A powerful index of scholarly literature across disciplines, languages, time periods, and publishing formats.

Overview

Google Scholar is a powerful index of scholarly literature across disciplines, languages, time periods, and publishing formats.

It's noted for quickly surfacing highly cited peer-reviewed articles, as well as:

  • abstracts
  • books
  • case law and patents
  • conference papers
  • dissertations and theses
  • preprints
  • reports
  • web pages of a scholarly nature

Your Harvard ID and HarvardKey allow you to make the most of provided links, granting access to full text available through Harvard Library subscriptions.

Explore Google Scholar


Connect Google Scholar To Your Library Access

Connecting Google Scholar to your Harvard Library access is a good way to make sure you get access to articles that Harvard Library subscribes to.

Here's how: 

  1. Go to Google Scholar and sign in to your Google account
  2. Look for the menu options
  3. Go into the settings and select "Library links"
  4. Type in Harvard and select: Harvard University - Try Harvard Library
  5. Deselect the box for WorldCat if shown
  6. Save your preferences
  7. Search your topic and look for the "Try Harvard Library" links to the right of the articles.
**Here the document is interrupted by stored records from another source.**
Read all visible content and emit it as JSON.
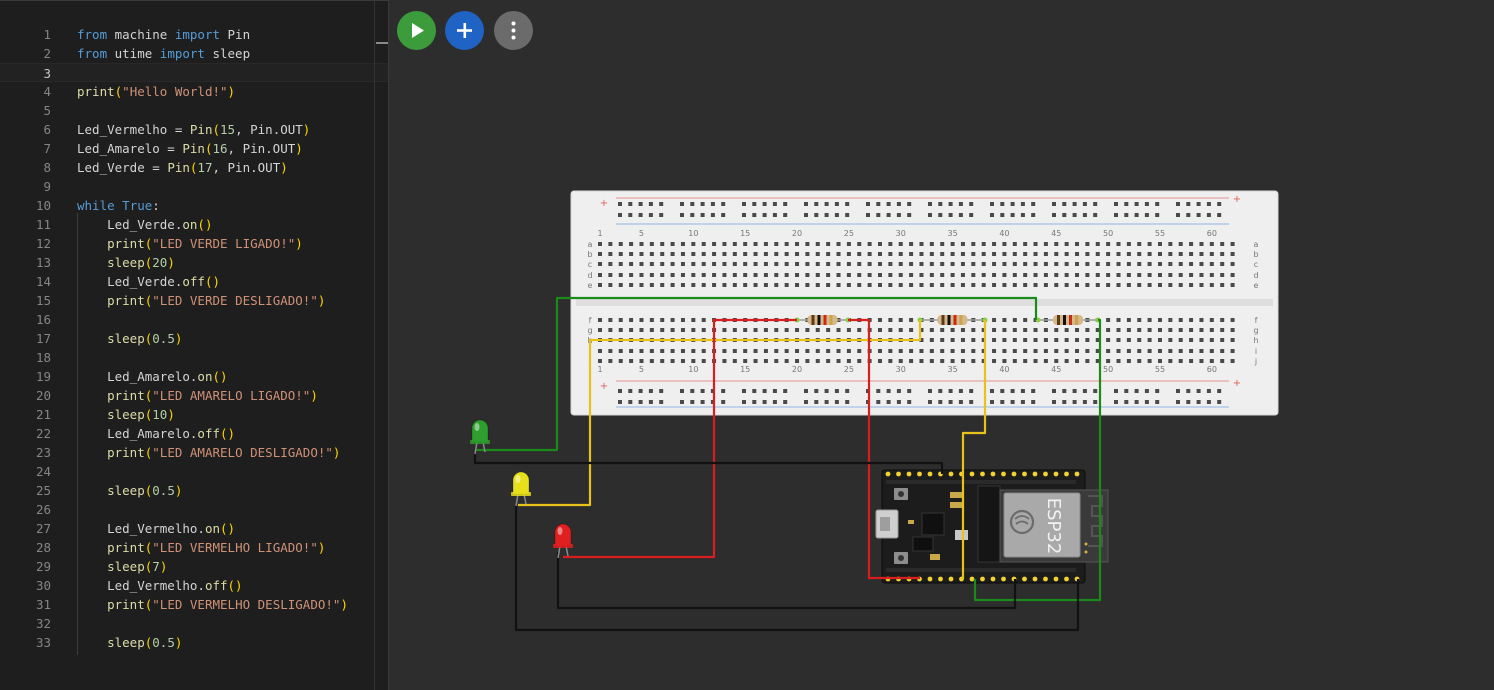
{
  "editor": {
    "current_line": 3,
    "lines": [
      {
        "n": "1",
        "tokens": [
          {
            "t": "from",
            "c": "kw"
          },
          {
            "t": " machine ",
            "c": ""
          },
          {
            "t": "import",
            "c": "kw"
          },
          {
            "t": " Pin",
            "c": ""
          }
        ]
      },
      {
        "n": "2",
        "tokens": [
          {
            "t": "from",
            "c": "kw"
          },
          {
            "t": " utime ",
            "c": ""
          },
          {
            "t": "import",
            "c": "kw"
          },
          {
            "t": " sleep",
            "c": ""
          }
        ]
      },
      {
        "n": "3",
        "tokens": []
      },
      {
        "n": "4",
        "tokens": [
          {
            "t": "print",
            "c": "fn"
          },
          {
            "t": "(",
            "c": "br"
          },
          {
            "t": "\"Hello World!\"",
            "c": "str"
          },
          {
            "t": ")",
            "c": "br"
          }
        ]
      },
      {
        "n": "5",
        "tokens": []
      },
      {
        "n": "6",
        "tokens": [
          {
            "t": "Led_Vermelho = ",
            "c": ""
          },
          {
            "t": "Pin",
            "c": "fn"
          },
          {
            "t": "(",
            "c": "br"
          },
          {
            "t": "15",
            "c": "num"
          },
          {
            "t": ", Pin.OUT",
            "c": ""
          },
          {
            "t": ")",
            "c": "br"
          }
        ]
      },
      {
        "n": "7",
        "tokens": [
          {
            "t": "Led_Amarelo = ",
            "c": ""
          },
          {
            "t": "Pin",
            "c": "fn"
          },
          {
            "t": "(",
            "c": "br"
          },
          {
            "t": "16",
            "c": "num"
          },
          {
            "t": ", Pin.OUT",
            "c": ""
          },
          {
            "t": ")",
            "c": "br"
          }
        ]
      },
      {
        "n": "8",
        "tokens": [
          {
            "t": "Led_Verde = ",
            "c": ""
          },
          {
            "t": "Pin",
            "c": "fn"
          },
          {
            "t": "(",
            "c": "br"
          },
          {
            "t": "17",
            "c": "num"
          },
          {
            "t": ", Pin.OUT",
            "c": ""
          },
          {
            "t": ")",
            "c": "br"
          }
        ]
      },
      {
        "n": "9",
        "tokens": []
      },
      {
        "n": "10",
        "tokens": [
          {
            "t": "while",
            "c": "kw"
          },
          {
            "t": " ",
            "c": ""
          },
          {
            "t": "True",
            "c": "kw"
          },
          {
            "t": ":",
            "c": ""
          }
        ]
      },
      {
        "n": "11",
        "tokens": [
          {
            "t": "    Led_Verde.",
            "c": ""
          },
          {
            "t": "on",
            "c": "fn"
          },
          {
            "t": "()",
            "c": "br"
          }
        ]
      },
      {
        "n": "12",
        "tokens": [
          {
            "t": "    ",
            "c": ""
          },
          {
            "t": "print",
            "c": "fn"
          },
          {
            "t": "(",
            "c": "br"
          },
          {
            "t": "\"LED VERDE LIGADO!\"",
            "c": "str"
          },
          {
            "t": ")",
            "c": "br"
          }
        ]
      },
      {
        "n": "13",
        "tokens": [
          {
            "t": "    ",
            "c": ""
          },
          {
            "t": "sleep",
            "c": "fn"
          },
          {
            "t": "(",
            "c": "br"
          },
          {
            "t": "20",
            "c": "num"
          },
          {
            "t": ")",
            "c": "br"
          }
        ]
      },
      {
        "n": "14",
        "tokens": [
          {
            "t": "    Led_Verde.",
            "c": ""
          },
          {
            "t": "off",
            "c": "fn"
          },
          {
            "t": "()",
            "c": "br"
          }
        ]
      },
      {
        "n": "15",
        "tokens": [
          {
            "t": "    ",
            "c": ""
          },
          {
            "t": "print",
            "c": "fn"
          },
          {
            "t": "(",
            "c": "br"
          },
          {
            "t": "\"LED VERDE DESLIGADO!\"",
            "c": "str"
          },
          {
            "t": ")",
            "c": "br"
          }
        ]
      },
      {
        "n": "16",
        "tokens": []
      },
      {
        "n": "17",
        "tokens": [
          {
            "t": "    ",
            "c": ""
          },
          {
            "t": "sleep",
            "c": "fn"
          },
          {
            "t": "(",
            "c": "br"
          },
          {
            "t": "0.5",
            "c": "num"
          },
          {
            "t": ")",
            "c": "br"
          }
        ]
      },
      {
        "n": "18",
        "tokens": []
      },
      {
        "n": "19",
        "tokens": [
          {
            "t": "    Led_Amarelo.",
            "c": ""
          },
          {
            "t": "on",
            "c": "fn"
          },
          {
            "t": "()",
            "c": "br"
          }
        ]
      },
      {
        "n": "20",
        "tokens": [
          {
            "t": "    ",
            "c": ""
          },
          {
            "t": "print",
            "c": "fn"
          },
          {
            "t": "(",
            "c": "br"
          },
          {
            "t": "\"LED AMARELO LIGADO!\"",
            "c": "str"
          },
          {
            "t": ")",
            "c": "br"
          }
        ]
      },
      {
        "n": "21",
        "tokens": [
          {
            "t": "    ",
            "c": ""
          },
          {
            "t": "sleep",
            "c": "fn"
          },
          {
            "t": "(",
            "c": "br"
          },
          {
            "t": "10",
            "c": "num"
          },
          {
            "t": ")",
            "c": "br"
          }
        ]
      },
      {
        "n": "22",
        "tokens": [
          {
            "t": "    Led_Amarelo.",
            "c": ""
          },
          {
            "t": "off",
            "c": "fn"
          },
          {
            "t": "()",
            "c": "br"
          }
        ]
      },
      {
        "n": "23",
        "tokens": [
          {
            "t": "    ",
            "c": ""
          },
          {
            "t": "print",
            "c": "fn"
          },
          {
            "t": "(",
            "c": "br"
          },
          {
            "t": "\"LED AMARELO DESLIGADO!\"",
            "c": "str"
          },
          {
            "t": ")",
            "c": "br"
          }
        ]
      },
      {
        "n": "24",
        "tokens": []
      },
      {
        "n": "25",
        "tokens": [
          {
            "t": "    ",
            "c": ""
          },
          {
            "t": "sleep",
            "c": "fn"
          },
          {
            "t": "(",
            "c": "br"
          },
          {
            "t": "0.5",
            "c": "num"
          },
          {
            "t": ")",
            "c": "br"
          }
        ]
      },
      {
        "n": "26",
        "tokens": []
      },
      {
        "n": "27",
        "tokens": [
          {
            "t": "    Led_Vermelho.",
            "c": ""
          },
          {
            "t": "on",
            "c": "fn"
          },
          {
            "t": "()",
            "c": "br"
          }
        ]
      },
      {
        "n": "28",
        "tokens": [
          {
            "t": "    ",
            "c": ""
          },
          {
            "t": "print",
            "c": "fn"
          },
          {
            "t": "(",
            "c": "br"
          },
          {
            "t": "\"LED VERMELHO LIGADO!\"",
            "c": "str"
          },
          {
            "t": ")",
            "c": "br"
          }
        ]
      },
      {
        "n": "29",
        "tokens": [
          {
            "t": "    ",
            "c": ""
          },
          {
            "t": "sleep",
            "c": "fn"
          },
          {
            "t": "(",
            "c": "br"
          },
          {
            "t": "7",
            "c": "num"
          },
          {
            "t": ")",
            "c": "br"
          }
        ]
      },
      {
        "n": "30",
        "tokens": [
          {
            "t": "    Led_Vermelho.",
            "c": ""
          },
          {
            "t": "off",
            "c": "fn"
          },
          {
            "t": "()",
            "c": "br"
          }
        ]
      },
      {
        "n": "31",
        "tokens": [
          {
            "t": "    ",
            "c": ""
          },
          {
            "t": "print",
            "c": "fn"
          },
          {
            "t": "(",
            "c": "br"
          },
          {
            "t": "\"LED VERMELHO DESLIGADO!\"",
            "c": "str"
          },
          {
            "t": ")",
            "c": "br"
          }
        ]
      },
      {
        "n": "32",
        "tokens": []
      },
      {
        "n": "33",
        "tokens": [
          {
            "t": "    ",
            "c": ""
          },
          {
            "t": "sleep",
            "c": "fn"
          },
          {
            "t": "(",
            "c": "br"
          },
          {
            "t": "0.5",
            "c": "num"
          },
          {
            "t": ")",
            "c": "br"
          }
        ]
      }
    ]
  },
  "toolbar": {
    "run_icon": "play-icon",
    "add_icon": "plus-icon",
    "more_icon": "kebab-menu-icon"
  },
  "breadboard": {
    "column_numbers": [
      "1",
      "5",
      "10",
      "15",
      "20",
      "25",
      "30",
      "35",
      "40",
      "45",
      "50",
      "55",
      "60"
    ],
    "rows_top": [
      "a",
      "b",
      "c",
      "d",
      "e"
    ],
    "rows_bottom": [
      "f",
      "g",
      "h",
      "i",
      "j"
    ],
    "rail_plus": "+"
  },
  "board": {
    "chip_label": "ESP32"
  },
  "leds": [
    {
      "name": "led-green",
      "color": "#2e9e2e"
    },
    {
      "name": "led-yellow",
      "color": "#e8e01a"
    },
    {
      "name": "led-red",
      "color": "#e02020"
    }
  ],
  "colors": {
    "editor_bg": "#1e1e1e",
    "canvas_bg": "#2d2d2d",
    "run": "#3c9c3c",
    "add": "#1f63c4",
    "more": "#6b6b6b",
    "wire_green": "#1a8a1a",
    "wire_yellow": "#e8c21a",
    "wire_red": "#d91e1e",
    "wire_black": "#111111"
  }
}
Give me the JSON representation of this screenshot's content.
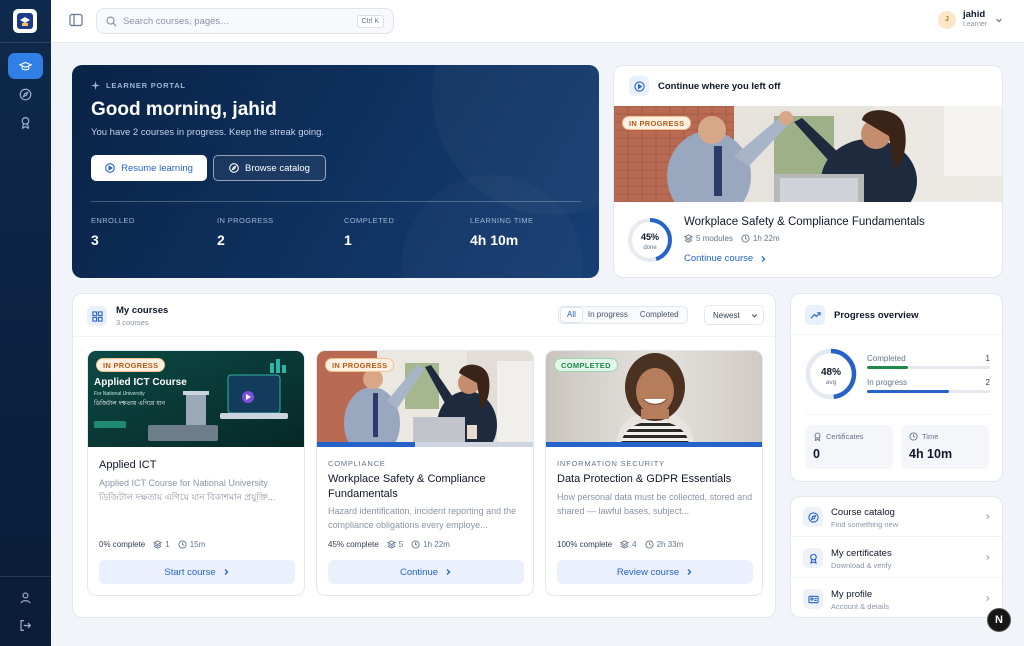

This link should take you to Harvard's access to that item.

Google Scholar Tips

  • Like Google, Google Scholar allows searching of metadata terms, but unlike Google, it also indexes full text. 
  • Choose the default search or select “Advanced search” to search by title, author, journal, and date.
  • For more advanced researchers, it is possible to specify phrases in quotation marks, enter Boolean queries, or search within fields.
  • You may also create an account to set up your author profile or sign up for alerts.
  • In settings, you may elect to limit your search by language and show citation import links.
  • Results are returned in relevance-ranked order, generally favoring entries when search terms appear in document titles and prioritizing documents with larger citation counts.